2024 David C. Driskell Prize Recipient Naomi Beckwith reflects on the meaning of the honor and the legendary contributions of its namesake. | Video by High Museum of Art.

 

A CURATOR AND ART HISTORIAN, Naomi Beckwith has made remarkable strides in the museum world. After formative roles at the Studio Museum in Harlem and the Museum of Contemporary Art Chicago, she joined the Solomon R. Guggenheim Museum in New York as deputy director and chief curator in 2021, becoming the highest ranking Black person in the museum’s history. Beckwith is a member of the institution’s executive leadership team and oversees exhibitions, collections, publications, curatorial programming, and archives.

Winning the 2024 David C. Driskell Prize is her latest achievement. Established in honor of the late art historian David C. Driskell (1931-2020), the $50,000 prize is awarded annually by the High Museum of Art in Atlanta to an artist, curator, or scholar in recognition of outstanding contributions to the field of African American art.

On the occasion of the recognition, Beckwith reflected on her early exposure to art growing up one block away from what is now known as The DuSable Black History Museum and Education Center, on the South Side of Chicago, which she called “an area absolutely rich in art and culture, but especially Black art history and culture.” In the video above, she also considered the role of a curator, influencing art history, and the meaning of the Driskell Prize:

    When you’re starting out in this field as a baby curator, there are a handful of iconic Black curators that you look toward, people like Lowery Stokes Sims, Thelma Golden, but there’s absolutely no way to work around the legacy of David Driskell.

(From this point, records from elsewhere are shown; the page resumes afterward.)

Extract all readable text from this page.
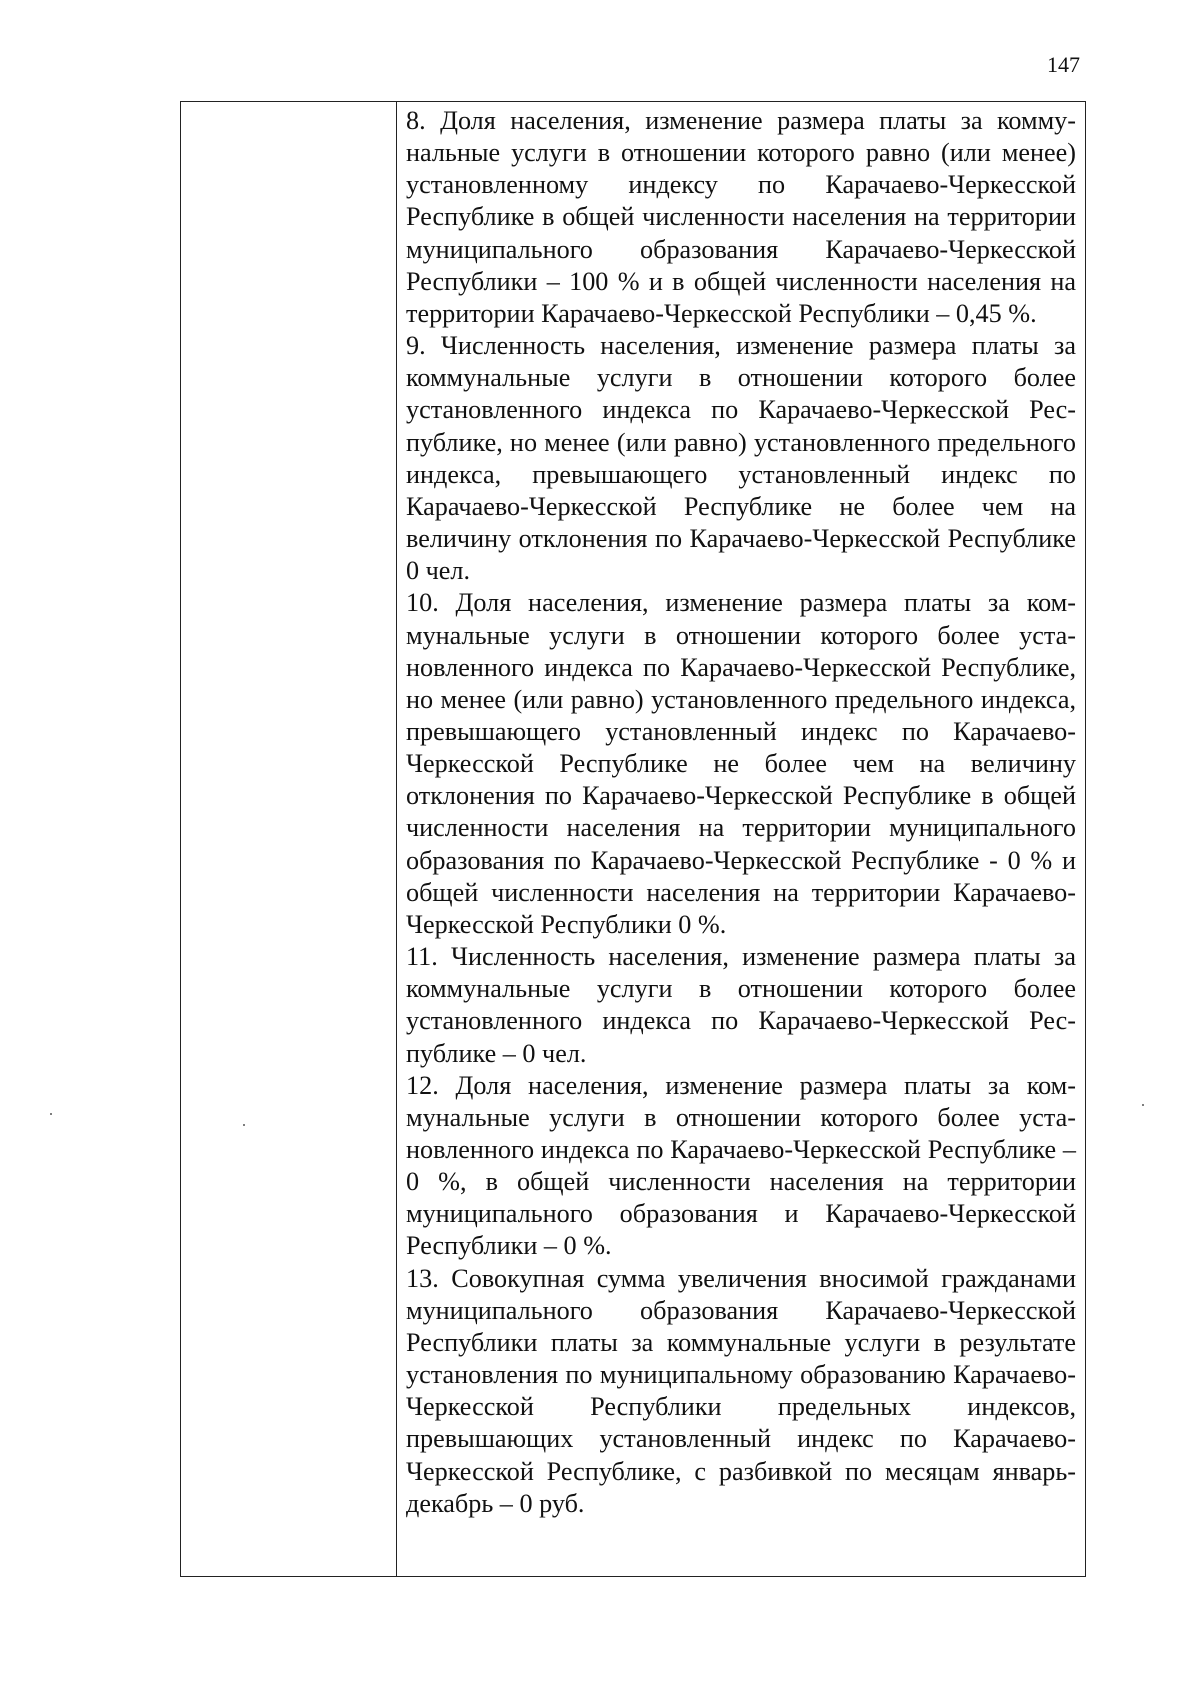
147

8. Доля населения, изменение размера платы за коммунальные услуги в отношении которого равно (или менее) установленному индексу по Карачаево-Черкесской Республике в общей численности населения на территории муниципального образования Карачаево-Черкесской Республики – 100 % и в общей численности населения на территории Карачаево-Черкесской Республики – 0,45 %.

9. Численность населения, изменение размера платы за коммунальные услуги в отношении которого более установленного индекса по Карачаево-Черкесской Республике, но менее (или равно) установленного предельного индекса, превышающего установленный индекс по Карачаево-Черкесской Республике не более чем на величину отклонения по Карачаево-Черкесской Республике 0 чел.

10. Доля населения, изменение размера платы за коммунальные услуги в отношении которого более установленного индекса по Карачаево-Черкесской Республике, но менее (или равно) установленного предельного индекса, превышающего установленный индекс по Карачаево-Черкесской Республике не более чем на величину отклонения по Карачаево-Черкесской Республике в общей численности населения на территории муниципального образования по Карачаево-Черкесской Республике - 0 % и общей численности населения на территории Карачаево-Черкесской Республики 0 %.

11. Численность населения, изменение размера платы за коммунальные услуги в отношении которого более установленного индекса по Карачаево-Черкесской Республике – 0 чел.

12. Доля населения, изменение размера платы за коммунальные услуги в отношении которого более установленного индекса по Карачаево-Черкесской Республике – 0 %, в общей численности населения на территории муниципального образования и Карачаево-Черкесской Республики – 0 %.

13. Совокупная сумма увеличения вносимой гражданами муниципального образования Карачаево-Черкесской Республики платы за коммунальные услуги в результате установления по муниципальному образованию Карачаево-Черкесской Республики предельных индексов, превышающих установленный индекс по Карачаево-Черкесской Республике, с разбивкой по месяцам январь-декабрь – 0 руб.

He left the example of how to recast history, not just art history, but really talk about the arc of time and the ways in which Black people are so often excluded from historical stories that we need to go back and resurface that presence.

    When I got this call from Rand Suffolk (director of the High Museum of Art) about being the latest Driskell Prize honoree, I really thought, it’s wonderful always to be admired by peers or acknowledged by peers, whoever they may be in the field. So you sit and you go to the dinners, and it’s all—it’s all quite lovely. But when you understand that your people see you, that is the biggest honor.

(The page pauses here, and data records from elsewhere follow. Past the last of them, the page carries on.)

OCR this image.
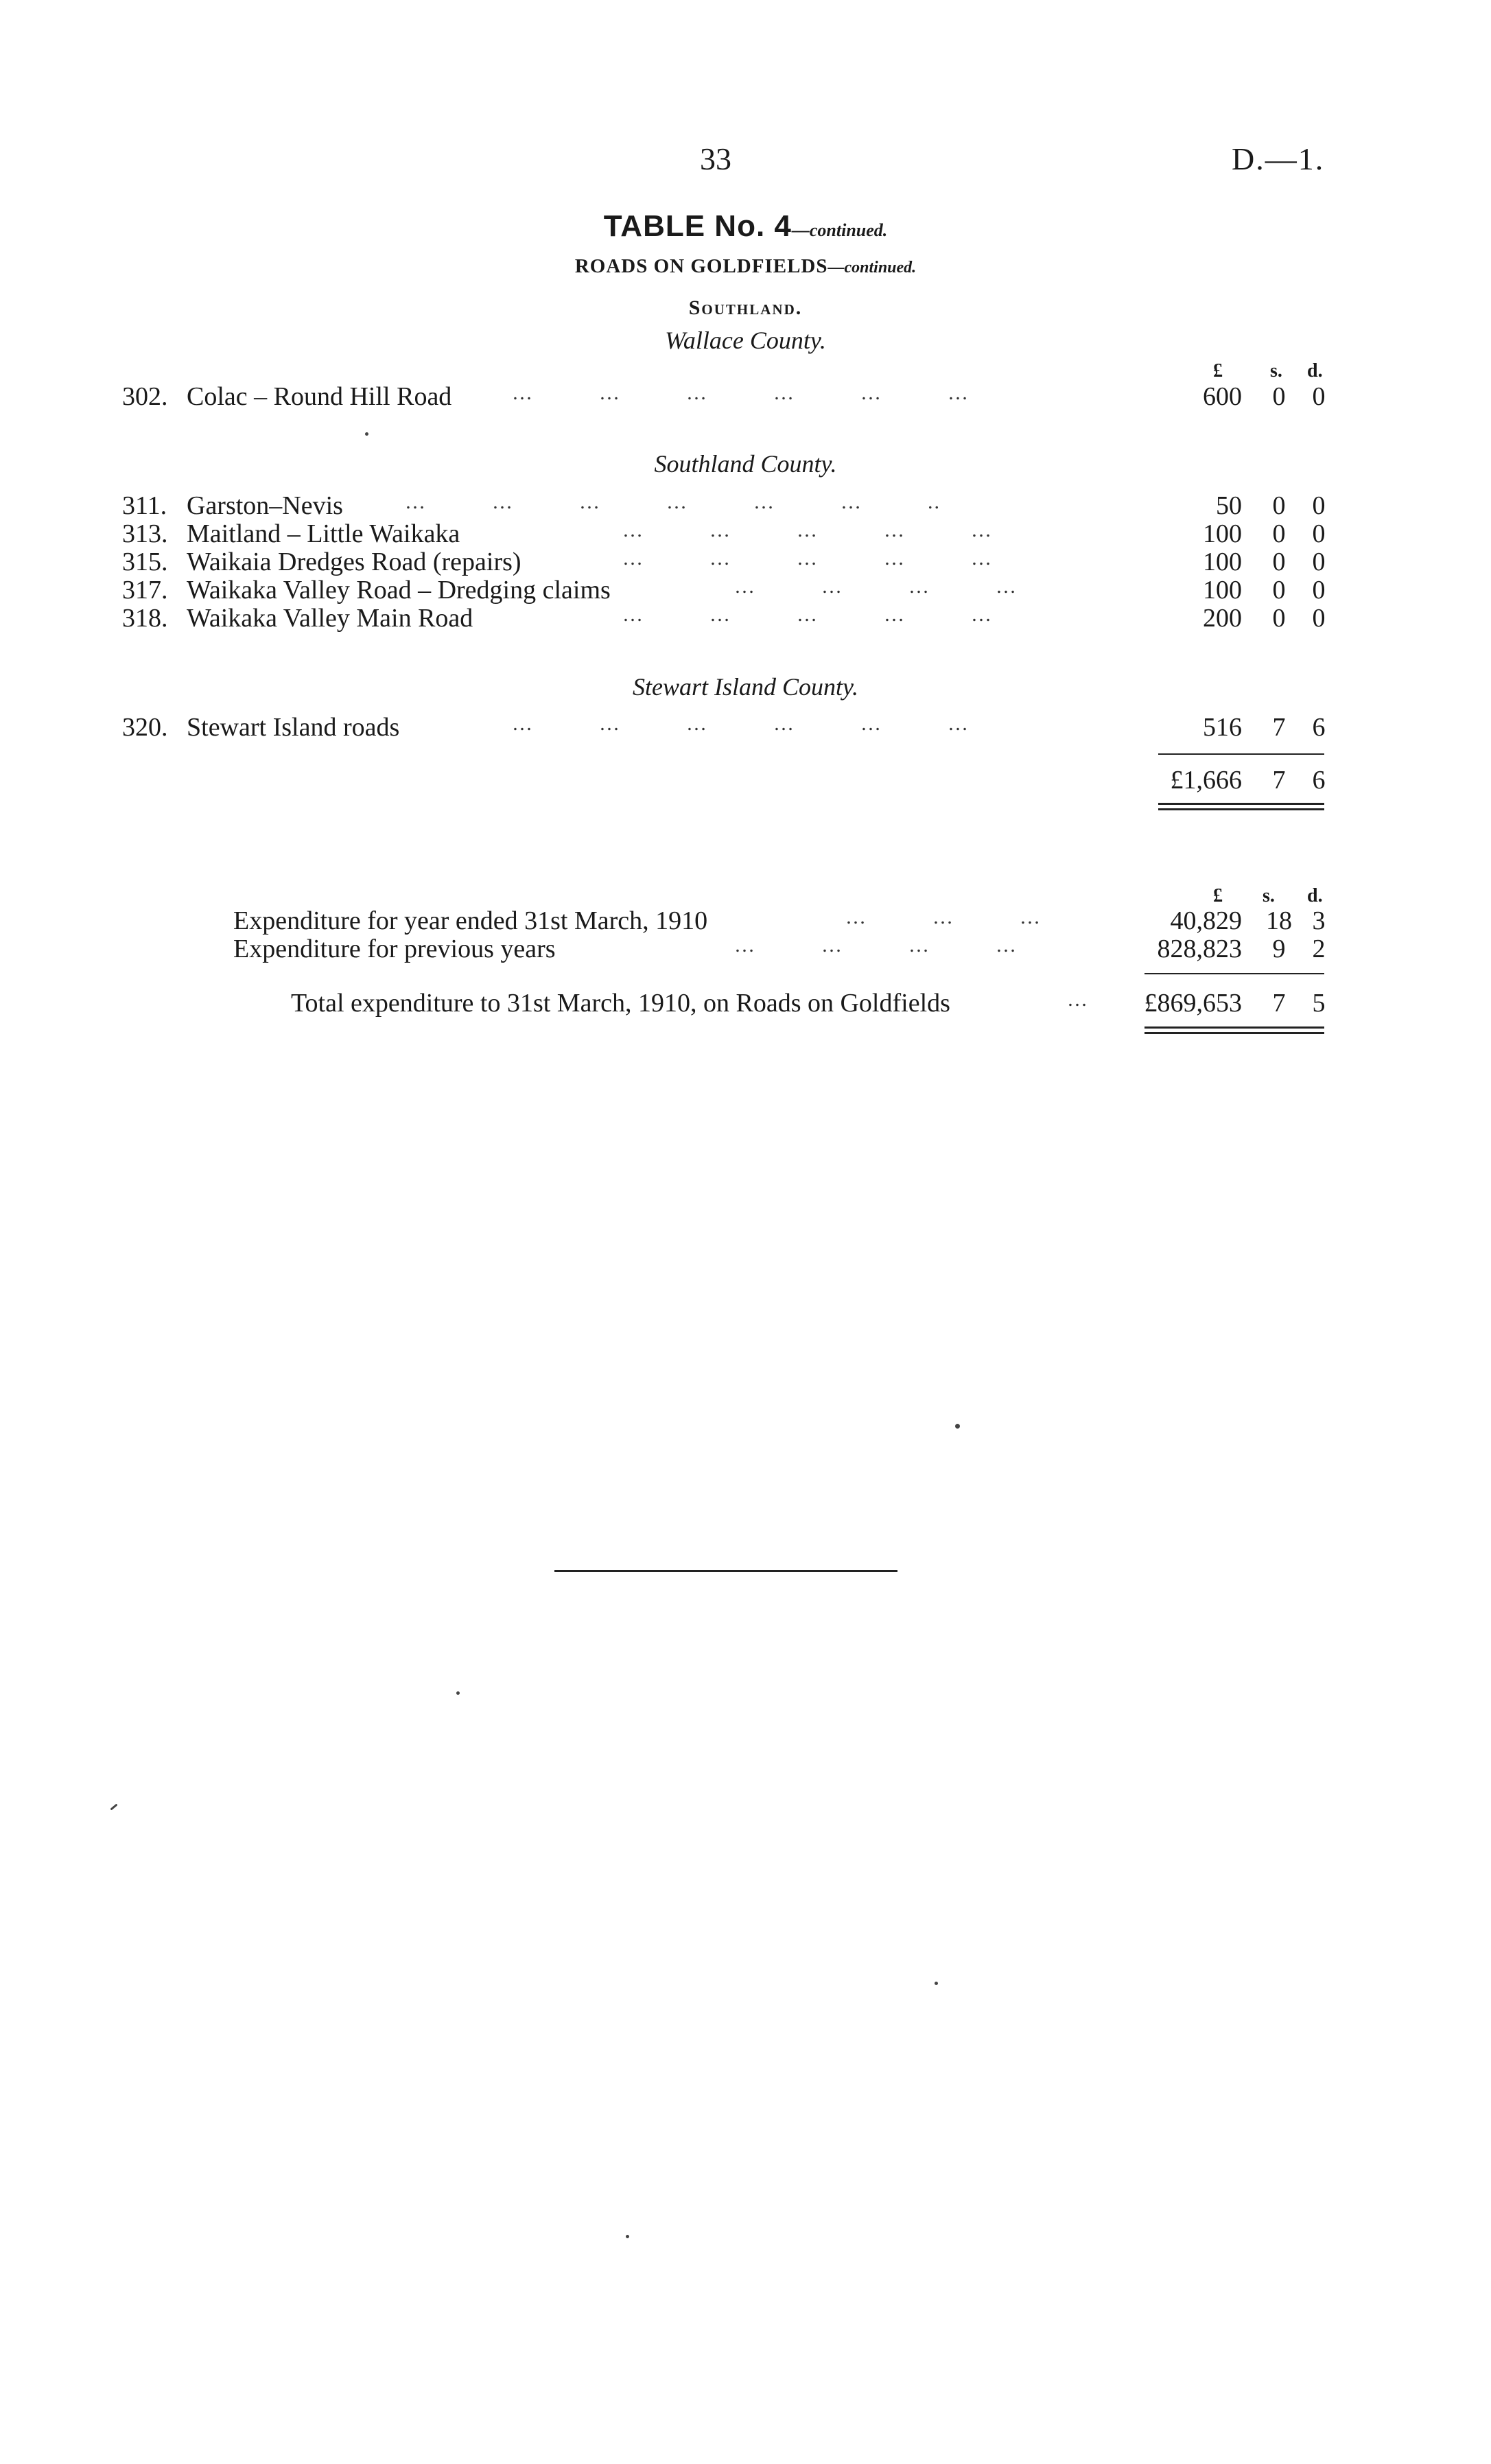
33	D.—1.
TABLE No. 4—continued.
ROADS ON GOLDFIELDS—continued.
Southland.
Wallace County.
£ s. d.
302. Colac – Round Hill Road	…          …          …          …          …          …	600 0 0
Southland County.
311. Garston–Nevis	…          …          …          …          …          …          ..	50 0 0
313. Maitland – Little Waikaka	…          …          …          …          …	100 0 0
315. Waikaia Dredges Road (repairs)	…          …          …          …          …	100 0 0
317. Waikaka Valley Road – Dredging claims	…          …          …          …	100 0 0
318. Waikaka Valley Main Road	…          …          …          …          …	200 0 0
Stewart Island County.
320. Stewart Island roads	…          …          …          …          …          …	516 7 6
£1,666 7 6
£ s. d.
Expenditure for year ended 31st March, 1910	…          …          …	40,829 18 3
Expenditure for previous years	…          …          …          …	828,823	9	2
Total expenditure to 31st March, 1910, on Roads on Goldfields	… £869,653	7	5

    Black people are critical, as they should be. Black people can be cynical, as they should be. Black people keep their eye on you, and they watch you, as they should be, because they care. And to understand that I have been on the receiving end of amazing care and to be acknowledged by someone who’s a tough critic and who understands the work that needs to be done and who says kudos for doing the work means everything.

Beckwith shared her thoughts while walking through “By Way Of: Material and Motion in the Guggenheim Collection,” featuring works by artists David Hammons, Senga Nengudi, Anthony Akinbola, and Rashid Johnson, among others. She organized the exhibition at the Guggenheim in New York, where it is on view through Jan. 12, 2025.

Previous Driskell Prize winners include artists Mark Bradford, Amy Sherald, and Ebony G. Patterson; and curators and scholars Kellie Jones, Valerie Cassel Oliver, Naima J. Keith, and Huey Copeland. The 19th recipient, Beckwith was honored at a gala at the High Museum on April 26. CT

 

BOOKSHELF
Naomi Beckwith has published many volumes. Key among them, she co-authored the exhibition catalogs “Howardena Pindell: What Remains To Be Seen” and “Lynette Yiadom-Boakye: Any Number of Preoccupations,” and co-edited “The Freedom Principle: Experiments in Art and Music, 1965 to Now.” Beckwith also edited the catalog for Duro Olowu’s MCA Chicago exhibition “Seeing Chicago” and co-edited the exhibition catalog “Grief and Grievance: Art and Mourning in America (from Civil Rights to Black Lives Matter).” She has also contributed to several other volumes, including “Lorna Simpson: Revised & Expanded Edition” (Phaidon Contemporary Artists Series) and “Radical Presence: Black Performance in Contemporary Art.”